If the gameplay tweaks don't excite you, the visuals hopefully will—textures are rich, dark and gothic, with certain vistas and rooms worth a repeated gander. Thief is a caliginous beauty but the story suffers from some abhorrently subpar writing & direction. The central antagonist is cartoonishly evil and your tutorial companion is cartoonishly arrogant, the dialogue from both coming across as painstakingly cliche in any scene that they're featured. While the locales are excellent (the insane asylum is my favorite) there was such little reason to care for the town or the characters without diving into the optional text that I felt isolated from the place, largely concerned with upgrading my gear more than whether Orion's revolution would work against the local guard. It's a dreary, atmospheric town but I had little reason to care about it other than for the money.

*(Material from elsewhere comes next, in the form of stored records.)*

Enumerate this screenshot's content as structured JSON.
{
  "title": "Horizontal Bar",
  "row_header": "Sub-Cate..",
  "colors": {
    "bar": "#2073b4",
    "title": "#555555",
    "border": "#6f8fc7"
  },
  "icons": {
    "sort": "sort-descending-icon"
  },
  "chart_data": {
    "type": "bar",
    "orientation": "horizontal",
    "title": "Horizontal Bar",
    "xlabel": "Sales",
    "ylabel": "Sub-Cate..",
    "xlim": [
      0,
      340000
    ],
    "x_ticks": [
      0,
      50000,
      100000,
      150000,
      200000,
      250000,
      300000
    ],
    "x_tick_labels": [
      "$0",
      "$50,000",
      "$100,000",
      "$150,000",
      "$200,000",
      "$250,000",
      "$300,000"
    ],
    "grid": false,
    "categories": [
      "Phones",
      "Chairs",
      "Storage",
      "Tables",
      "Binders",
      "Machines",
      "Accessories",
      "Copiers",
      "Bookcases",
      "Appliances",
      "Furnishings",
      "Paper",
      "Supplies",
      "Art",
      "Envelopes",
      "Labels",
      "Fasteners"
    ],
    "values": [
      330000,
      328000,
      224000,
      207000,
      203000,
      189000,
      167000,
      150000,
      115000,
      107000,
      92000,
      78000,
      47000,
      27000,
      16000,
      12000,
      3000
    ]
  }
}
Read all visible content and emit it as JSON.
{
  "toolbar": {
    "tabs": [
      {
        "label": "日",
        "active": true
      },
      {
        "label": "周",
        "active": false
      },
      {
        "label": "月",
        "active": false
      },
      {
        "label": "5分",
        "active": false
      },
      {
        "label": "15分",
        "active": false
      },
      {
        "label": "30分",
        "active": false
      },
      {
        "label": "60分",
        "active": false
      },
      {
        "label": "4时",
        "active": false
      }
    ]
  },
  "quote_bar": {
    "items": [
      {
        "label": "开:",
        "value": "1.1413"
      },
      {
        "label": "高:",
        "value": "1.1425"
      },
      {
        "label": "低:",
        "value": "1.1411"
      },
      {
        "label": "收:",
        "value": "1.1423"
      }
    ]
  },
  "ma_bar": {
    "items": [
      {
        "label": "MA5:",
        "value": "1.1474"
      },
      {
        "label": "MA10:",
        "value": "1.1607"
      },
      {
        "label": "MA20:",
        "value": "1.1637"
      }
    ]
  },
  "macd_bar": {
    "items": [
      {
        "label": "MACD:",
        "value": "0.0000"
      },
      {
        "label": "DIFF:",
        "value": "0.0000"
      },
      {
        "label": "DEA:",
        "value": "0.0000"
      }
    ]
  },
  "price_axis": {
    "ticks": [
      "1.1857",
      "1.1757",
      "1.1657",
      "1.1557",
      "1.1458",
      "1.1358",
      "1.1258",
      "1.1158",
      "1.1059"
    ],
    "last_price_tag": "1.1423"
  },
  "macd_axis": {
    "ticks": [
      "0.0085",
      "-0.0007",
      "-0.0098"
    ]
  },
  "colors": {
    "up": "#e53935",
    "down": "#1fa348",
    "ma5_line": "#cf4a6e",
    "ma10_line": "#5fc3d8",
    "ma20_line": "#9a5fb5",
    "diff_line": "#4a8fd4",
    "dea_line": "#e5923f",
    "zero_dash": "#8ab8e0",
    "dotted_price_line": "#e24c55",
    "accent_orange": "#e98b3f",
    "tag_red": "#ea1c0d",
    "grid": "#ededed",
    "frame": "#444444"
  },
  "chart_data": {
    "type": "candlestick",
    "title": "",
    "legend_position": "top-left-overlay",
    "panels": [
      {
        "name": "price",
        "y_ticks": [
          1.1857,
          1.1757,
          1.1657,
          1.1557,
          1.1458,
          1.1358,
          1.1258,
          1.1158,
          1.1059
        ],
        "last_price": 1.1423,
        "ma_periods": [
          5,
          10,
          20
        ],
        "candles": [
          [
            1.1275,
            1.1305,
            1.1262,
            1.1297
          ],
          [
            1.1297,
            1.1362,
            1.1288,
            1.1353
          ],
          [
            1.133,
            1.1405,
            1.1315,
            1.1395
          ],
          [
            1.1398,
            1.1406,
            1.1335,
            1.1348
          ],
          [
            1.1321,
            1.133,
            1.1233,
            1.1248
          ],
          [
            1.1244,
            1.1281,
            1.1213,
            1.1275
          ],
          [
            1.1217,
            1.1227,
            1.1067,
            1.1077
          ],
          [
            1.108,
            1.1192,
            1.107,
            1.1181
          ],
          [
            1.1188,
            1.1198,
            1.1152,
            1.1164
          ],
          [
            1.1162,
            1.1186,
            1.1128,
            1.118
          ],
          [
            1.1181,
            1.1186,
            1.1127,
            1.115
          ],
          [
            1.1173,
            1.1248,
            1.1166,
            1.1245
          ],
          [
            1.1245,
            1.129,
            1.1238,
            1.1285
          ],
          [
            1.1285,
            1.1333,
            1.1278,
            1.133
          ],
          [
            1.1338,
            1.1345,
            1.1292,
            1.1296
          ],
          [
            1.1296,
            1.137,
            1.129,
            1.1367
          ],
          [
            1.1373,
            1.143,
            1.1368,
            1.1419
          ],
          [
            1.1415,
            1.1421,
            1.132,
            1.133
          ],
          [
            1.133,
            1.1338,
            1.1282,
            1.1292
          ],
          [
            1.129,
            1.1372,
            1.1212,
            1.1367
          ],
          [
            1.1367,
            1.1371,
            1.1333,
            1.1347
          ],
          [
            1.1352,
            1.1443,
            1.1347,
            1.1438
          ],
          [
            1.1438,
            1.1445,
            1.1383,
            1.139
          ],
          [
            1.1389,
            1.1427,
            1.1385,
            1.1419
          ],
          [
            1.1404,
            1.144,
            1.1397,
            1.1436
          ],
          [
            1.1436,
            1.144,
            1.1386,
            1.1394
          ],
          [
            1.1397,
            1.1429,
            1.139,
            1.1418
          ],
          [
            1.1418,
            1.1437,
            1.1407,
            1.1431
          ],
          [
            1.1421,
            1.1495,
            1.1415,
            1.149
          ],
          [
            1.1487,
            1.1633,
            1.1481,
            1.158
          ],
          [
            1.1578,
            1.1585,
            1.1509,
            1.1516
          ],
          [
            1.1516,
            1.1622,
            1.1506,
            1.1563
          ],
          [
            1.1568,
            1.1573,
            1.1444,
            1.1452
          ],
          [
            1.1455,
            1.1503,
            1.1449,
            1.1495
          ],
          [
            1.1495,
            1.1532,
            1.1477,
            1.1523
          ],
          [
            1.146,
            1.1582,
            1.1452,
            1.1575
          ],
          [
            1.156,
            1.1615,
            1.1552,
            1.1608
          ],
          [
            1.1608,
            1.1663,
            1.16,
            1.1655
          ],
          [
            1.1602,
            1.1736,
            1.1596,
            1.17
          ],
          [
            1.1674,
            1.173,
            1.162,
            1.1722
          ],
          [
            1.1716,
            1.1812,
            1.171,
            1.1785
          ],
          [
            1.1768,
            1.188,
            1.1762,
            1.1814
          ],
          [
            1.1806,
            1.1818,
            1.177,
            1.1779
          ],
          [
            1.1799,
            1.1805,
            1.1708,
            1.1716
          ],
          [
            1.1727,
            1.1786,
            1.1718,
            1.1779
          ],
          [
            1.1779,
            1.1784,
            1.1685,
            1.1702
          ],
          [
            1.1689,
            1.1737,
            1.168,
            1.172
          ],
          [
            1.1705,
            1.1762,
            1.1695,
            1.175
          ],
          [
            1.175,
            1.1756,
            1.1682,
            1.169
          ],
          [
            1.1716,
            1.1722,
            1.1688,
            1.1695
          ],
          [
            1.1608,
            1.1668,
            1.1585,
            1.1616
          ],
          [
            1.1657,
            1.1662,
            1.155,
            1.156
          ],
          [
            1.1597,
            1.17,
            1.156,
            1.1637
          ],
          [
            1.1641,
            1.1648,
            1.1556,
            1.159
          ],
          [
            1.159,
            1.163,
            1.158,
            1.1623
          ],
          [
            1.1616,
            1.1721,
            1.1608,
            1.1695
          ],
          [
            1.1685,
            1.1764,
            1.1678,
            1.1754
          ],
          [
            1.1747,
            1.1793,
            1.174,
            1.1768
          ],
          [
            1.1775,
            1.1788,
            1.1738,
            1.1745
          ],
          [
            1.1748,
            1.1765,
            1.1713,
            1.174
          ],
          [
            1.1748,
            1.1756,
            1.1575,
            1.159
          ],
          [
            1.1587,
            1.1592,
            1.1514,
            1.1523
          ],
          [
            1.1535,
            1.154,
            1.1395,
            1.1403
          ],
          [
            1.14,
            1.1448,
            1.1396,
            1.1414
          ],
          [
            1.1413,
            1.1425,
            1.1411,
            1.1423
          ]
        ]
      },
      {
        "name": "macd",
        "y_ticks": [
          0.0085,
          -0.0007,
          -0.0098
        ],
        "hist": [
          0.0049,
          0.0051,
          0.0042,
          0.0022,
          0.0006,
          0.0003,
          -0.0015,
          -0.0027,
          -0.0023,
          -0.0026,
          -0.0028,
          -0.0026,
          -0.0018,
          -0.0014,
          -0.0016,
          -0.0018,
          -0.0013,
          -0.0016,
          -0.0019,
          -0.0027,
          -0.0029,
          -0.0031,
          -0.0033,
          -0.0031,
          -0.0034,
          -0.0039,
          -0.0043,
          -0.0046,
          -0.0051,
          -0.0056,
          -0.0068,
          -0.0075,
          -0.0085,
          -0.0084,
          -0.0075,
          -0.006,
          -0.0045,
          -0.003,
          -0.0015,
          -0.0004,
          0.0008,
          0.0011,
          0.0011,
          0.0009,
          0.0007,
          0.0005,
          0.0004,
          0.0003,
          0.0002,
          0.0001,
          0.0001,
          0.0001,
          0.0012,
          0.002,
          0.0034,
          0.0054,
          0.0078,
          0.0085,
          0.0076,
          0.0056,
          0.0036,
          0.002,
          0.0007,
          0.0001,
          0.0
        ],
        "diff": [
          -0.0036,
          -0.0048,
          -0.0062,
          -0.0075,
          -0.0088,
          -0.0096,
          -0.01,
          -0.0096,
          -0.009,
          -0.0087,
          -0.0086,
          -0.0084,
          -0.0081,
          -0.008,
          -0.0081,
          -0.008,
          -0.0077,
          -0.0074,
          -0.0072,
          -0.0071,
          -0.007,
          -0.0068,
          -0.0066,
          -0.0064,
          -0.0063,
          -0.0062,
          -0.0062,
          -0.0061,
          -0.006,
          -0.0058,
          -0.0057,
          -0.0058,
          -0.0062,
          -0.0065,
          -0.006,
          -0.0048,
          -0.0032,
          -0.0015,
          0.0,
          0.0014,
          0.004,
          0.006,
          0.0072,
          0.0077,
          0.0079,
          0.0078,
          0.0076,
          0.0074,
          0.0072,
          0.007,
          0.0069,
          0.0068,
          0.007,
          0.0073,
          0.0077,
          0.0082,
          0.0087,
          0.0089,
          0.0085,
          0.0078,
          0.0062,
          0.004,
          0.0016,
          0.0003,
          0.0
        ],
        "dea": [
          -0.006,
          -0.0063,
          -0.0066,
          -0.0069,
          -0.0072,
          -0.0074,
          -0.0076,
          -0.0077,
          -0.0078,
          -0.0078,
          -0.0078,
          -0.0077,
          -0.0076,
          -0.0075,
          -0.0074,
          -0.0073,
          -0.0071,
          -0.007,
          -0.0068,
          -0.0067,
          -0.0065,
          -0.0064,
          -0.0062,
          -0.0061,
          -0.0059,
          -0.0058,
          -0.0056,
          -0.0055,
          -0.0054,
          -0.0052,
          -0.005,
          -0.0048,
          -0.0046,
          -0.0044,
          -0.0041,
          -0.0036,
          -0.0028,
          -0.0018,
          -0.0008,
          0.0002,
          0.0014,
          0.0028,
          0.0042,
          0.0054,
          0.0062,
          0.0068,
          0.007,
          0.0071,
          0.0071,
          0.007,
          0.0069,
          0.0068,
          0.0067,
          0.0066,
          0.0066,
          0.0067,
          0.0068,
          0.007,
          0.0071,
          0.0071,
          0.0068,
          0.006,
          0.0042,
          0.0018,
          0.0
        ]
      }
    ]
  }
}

When you're lurking in the shadows, a hair's breadth behind a guard and you snatch his wallet successfully, turning around and scampering silently back up to the rooftops, Thief works beautifully. But when you're stuck in a small underground passage way, looking for the tiny glowing object you're supposed to interact with as you hear the same ambient noises loop over and over, Thief reminds you that it's still a video game, subject to questionable design. It's largely left to the player to determine which side they'll find themselves partaking in more, but it's not unconscionable to suggest that the fourth entry in the Thief series is certainly marred by its errors, and quite possibly a disappointment considering its legacy... I guess I'll have to delve into the older games to make that decision for myself some day.